Secondo Itaal Shur, autore per Maxwell, Jewel, Enrique Iglesias e noto soprattutto per avere scritto Smooth di Santana con Rob Thomas dei Matchbox 20 (per la cronaca: finiva sfumando), il declino del fade out coincide con l’imporsi della skip culture, ovvero l’impazienza diffusa che spinge ad ascoltare il brano successivo prima ancora che quello in riproduzione sia concluso, un’abitudine incoraggiata dall’uso di dispositivi elettronici come l’iPod. È quello che accade nei club dove i deejay mixano le canzoni eliminando i finali. In altre parole, nella nostra testa di ascoltatori digitali la costruzione dell’atmosfera è di gran lunga più importante della sua risoluzione, qualcosa che potrebbe avere a che fare con l’abbassamento della soglia d’attenzione. Inoltre, annota Shur, software come Pro Tools offrono a musicisti, fonici e produttori artistici la possibilità di costruire facilmente finali convincenti, eliminando la necessità di sfumare la canzone.

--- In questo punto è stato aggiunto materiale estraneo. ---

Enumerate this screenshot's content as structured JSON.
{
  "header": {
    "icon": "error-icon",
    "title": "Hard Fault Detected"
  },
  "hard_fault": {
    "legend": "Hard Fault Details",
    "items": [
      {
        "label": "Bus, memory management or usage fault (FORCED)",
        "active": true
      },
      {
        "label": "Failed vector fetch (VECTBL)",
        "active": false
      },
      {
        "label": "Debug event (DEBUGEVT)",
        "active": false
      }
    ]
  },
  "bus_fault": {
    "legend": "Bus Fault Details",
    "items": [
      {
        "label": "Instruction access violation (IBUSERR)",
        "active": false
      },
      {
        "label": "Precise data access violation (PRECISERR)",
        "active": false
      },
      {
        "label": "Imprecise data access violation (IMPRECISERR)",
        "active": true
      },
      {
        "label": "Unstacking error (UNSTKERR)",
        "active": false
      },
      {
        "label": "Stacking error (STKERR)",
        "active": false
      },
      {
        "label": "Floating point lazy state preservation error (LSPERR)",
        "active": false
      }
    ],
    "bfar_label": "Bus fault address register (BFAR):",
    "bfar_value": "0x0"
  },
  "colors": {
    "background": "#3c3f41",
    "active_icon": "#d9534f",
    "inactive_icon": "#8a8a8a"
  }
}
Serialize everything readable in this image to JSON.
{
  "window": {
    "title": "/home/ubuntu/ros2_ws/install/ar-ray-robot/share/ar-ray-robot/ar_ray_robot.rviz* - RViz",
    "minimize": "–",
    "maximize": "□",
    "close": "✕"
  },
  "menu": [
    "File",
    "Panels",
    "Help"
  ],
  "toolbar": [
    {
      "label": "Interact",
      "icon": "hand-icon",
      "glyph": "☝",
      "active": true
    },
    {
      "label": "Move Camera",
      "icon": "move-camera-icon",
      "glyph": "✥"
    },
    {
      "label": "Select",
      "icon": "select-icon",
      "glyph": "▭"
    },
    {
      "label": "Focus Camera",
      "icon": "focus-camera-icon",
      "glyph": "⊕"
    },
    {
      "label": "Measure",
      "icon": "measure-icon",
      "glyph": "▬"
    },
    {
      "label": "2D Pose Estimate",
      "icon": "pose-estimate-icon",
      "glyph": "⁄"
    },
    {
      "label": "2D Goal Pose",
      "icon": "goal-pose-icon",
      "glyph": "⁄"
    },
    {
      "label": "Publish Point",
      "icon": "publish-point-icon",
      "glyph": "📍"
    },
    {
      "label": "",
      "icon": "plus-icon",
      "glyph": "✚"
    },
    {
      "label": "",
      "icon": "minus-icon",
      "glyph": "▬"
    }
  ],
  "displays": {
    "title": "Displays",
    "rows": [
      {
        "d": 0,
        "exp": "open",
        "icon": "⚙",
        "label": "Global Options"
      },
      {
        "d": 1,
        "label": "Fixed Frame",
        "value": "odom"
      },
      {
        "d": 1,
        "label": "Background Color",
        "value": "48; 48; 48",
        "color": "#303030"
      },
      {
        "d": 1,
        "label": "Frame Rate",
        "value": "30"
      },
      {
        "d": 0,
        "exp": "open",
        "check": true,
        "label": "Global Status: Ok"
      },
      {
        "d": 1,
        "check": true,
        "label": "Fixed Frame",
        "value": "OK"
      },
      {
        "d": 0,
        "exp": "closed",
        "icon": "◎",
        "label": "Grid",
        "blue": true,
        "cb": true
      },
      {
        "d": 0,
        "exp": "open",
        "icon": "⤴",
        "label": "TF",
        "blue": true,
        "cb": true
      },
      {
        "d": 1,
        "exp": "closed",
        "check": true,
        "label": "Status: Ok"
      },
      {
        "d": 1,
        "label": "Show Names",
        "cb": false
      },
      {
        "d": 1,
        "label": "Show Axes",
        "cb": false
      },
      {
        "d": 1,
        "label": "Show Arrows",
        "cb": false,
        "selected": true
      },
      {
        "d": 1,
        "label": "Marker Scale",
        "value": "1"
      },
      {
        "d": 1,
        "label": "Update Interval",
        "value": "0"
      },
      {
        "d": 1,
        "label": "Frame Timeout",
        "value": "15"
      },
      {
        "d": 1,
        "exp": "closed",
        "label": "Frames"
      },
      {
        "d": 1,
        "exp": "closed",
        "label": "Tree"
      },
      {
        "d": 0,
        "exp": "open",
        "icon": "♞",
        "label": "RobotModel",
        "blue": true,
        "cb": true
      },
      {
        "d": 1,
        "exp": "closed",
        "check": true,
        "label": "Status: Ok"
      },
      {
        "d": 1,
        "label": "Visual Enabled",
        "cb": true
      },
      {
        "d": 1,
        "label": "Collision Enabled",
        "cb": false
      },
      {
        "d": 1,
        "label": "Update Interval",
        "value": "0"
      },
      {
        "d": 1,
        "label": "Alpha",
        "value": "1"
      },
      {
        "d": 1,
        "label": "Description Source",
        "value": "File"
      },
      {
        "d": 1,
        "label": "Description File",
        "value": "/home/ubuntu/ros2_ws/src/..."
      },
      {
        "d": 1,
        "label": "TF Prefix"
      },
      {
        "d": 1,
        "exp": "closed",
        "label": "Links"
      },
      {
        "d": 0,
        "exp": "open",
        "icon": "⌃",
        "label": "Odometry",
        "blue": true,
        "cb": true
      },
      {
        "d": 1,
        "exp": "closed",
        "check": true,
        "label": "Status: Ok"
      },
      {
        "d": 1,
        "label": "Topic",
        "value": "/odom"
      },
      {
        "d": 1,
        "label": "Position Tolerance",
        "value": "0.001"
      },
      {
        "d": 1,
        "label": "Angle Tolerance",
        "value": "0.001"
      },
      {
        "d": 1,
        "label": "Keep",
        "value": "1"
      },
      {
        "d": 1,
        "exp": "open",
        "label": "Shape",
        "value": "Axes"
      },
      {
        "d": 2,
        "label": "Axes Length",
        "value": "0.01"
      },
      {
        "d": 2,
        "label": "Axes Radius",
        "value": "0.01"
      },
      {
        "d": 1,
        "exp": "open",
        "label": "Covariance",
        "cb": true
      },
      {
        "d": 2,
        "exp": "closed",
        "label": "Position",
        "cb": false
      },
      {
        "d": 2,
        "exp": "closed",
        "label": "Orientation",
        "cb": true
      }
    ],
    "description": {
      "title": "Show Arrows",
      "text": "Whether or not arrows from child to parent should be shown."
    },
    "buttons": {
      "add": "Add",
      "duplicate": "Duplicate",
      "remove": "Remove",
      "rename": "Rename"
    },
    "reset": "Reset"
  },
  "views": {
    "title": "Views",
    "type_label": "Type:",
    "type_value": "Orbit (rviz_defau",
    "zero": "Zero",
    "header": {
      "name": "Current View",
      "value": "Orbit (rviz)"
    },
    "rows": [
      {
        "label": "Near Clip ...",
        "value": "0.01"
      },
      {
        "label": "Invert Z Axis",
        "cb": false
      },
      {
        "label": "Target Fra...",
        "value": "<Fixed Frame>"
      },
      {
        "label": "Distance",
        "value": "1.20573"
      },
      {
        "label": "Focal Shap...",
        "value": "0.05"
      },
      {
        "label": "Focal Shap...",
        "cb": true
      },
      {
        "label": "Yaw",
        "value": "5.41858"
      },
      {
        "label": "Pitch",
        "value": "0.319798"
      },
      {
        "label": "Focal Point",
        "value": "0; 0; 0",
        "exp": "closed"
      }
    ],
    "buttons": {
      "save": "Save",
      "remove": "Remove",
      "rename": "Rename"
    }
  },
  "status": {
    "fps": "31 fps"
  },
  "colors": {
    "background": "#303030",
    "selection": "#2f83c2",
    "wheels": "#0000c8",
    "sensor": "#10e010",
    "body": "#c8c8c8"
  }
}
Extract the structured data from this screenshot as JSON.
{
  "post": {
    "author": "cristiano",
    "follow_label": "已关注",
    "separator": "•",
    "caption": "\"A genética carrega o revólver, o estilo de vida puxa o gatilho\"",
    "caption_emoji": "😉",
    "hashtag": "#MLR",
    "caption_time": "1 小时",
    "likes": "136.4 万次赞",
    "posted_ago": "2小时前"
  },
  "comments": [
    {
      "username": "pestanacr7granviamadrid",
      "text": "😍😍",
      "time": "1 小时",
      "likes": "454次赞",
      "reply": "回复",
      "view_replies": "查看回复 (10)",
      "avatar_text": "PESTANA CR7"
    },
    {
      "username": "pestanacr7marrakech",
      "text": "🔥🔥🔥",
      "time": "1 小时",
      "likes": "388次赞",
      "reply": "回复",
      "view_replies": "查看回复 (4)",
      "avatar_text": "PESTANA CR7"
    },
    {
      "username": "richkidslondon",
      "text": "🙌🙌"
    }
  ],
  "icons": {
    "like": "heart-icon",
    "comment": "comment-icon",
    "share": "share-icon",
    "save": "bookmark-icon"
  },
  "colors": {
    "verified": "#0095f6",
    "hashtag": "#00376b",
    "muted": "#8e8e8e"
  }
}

Nel libro Sweet Anticipation: Music and the Psychology of Expectation, David Huron della Ohio State University afferma che il fade out serve per rimandare in modo indefinito la chiusura di una composizione. «L’azione dello stop è rimpiazzata da un gesto teso all’infinito». A differenza delle canzoni con una vera chiusa, la parola fine non viene pronunciata. «Perciò il fade out» afferma Weir «offre speranza di fronte alla morte e un senso d’infinito. Forse è una fuga dal mondo fisico o il desiderio dolceamaro per ciò che non può essere conosciuto». Il fade out accenna a un aldilà sonoro misterioso e promettente. Che cosa succede quando Good Vibrations si spegne? Come vanno a ricomporsi quei suoni fantasmagorici che si sentono prima della fine? Dove va a finire Pinball Wizard quando non la sentiamo più? Il sax di Ronnie Ross racconta storie che non possiamo sentire sul finale di Walk on the Wild Side di Lou Reed? Ci perdiamo qualcosa quando Racing in the Street di Bruce Springsteen si avvita su se stessa e sfuma? Dove ci avrebbe portati Jimi Hendrix se il fade out non avesse portato via Little Wing dopo meno di due minuti e mezzo? Nella maggior parte dei casi la pubblicazione delle registrazioni delle session da cui sono nate quelle canzoni deludono le aspettative: il fade out non cela nulla d’interessante. La sua forza è in quello che non si ascolta. Il fade out non svela il mistero delle canzoni, lo alimenta facendoci immaginare mondi sonori sconosciuti persino a chi quelle canzoni le ha scritte, cantate, suonate.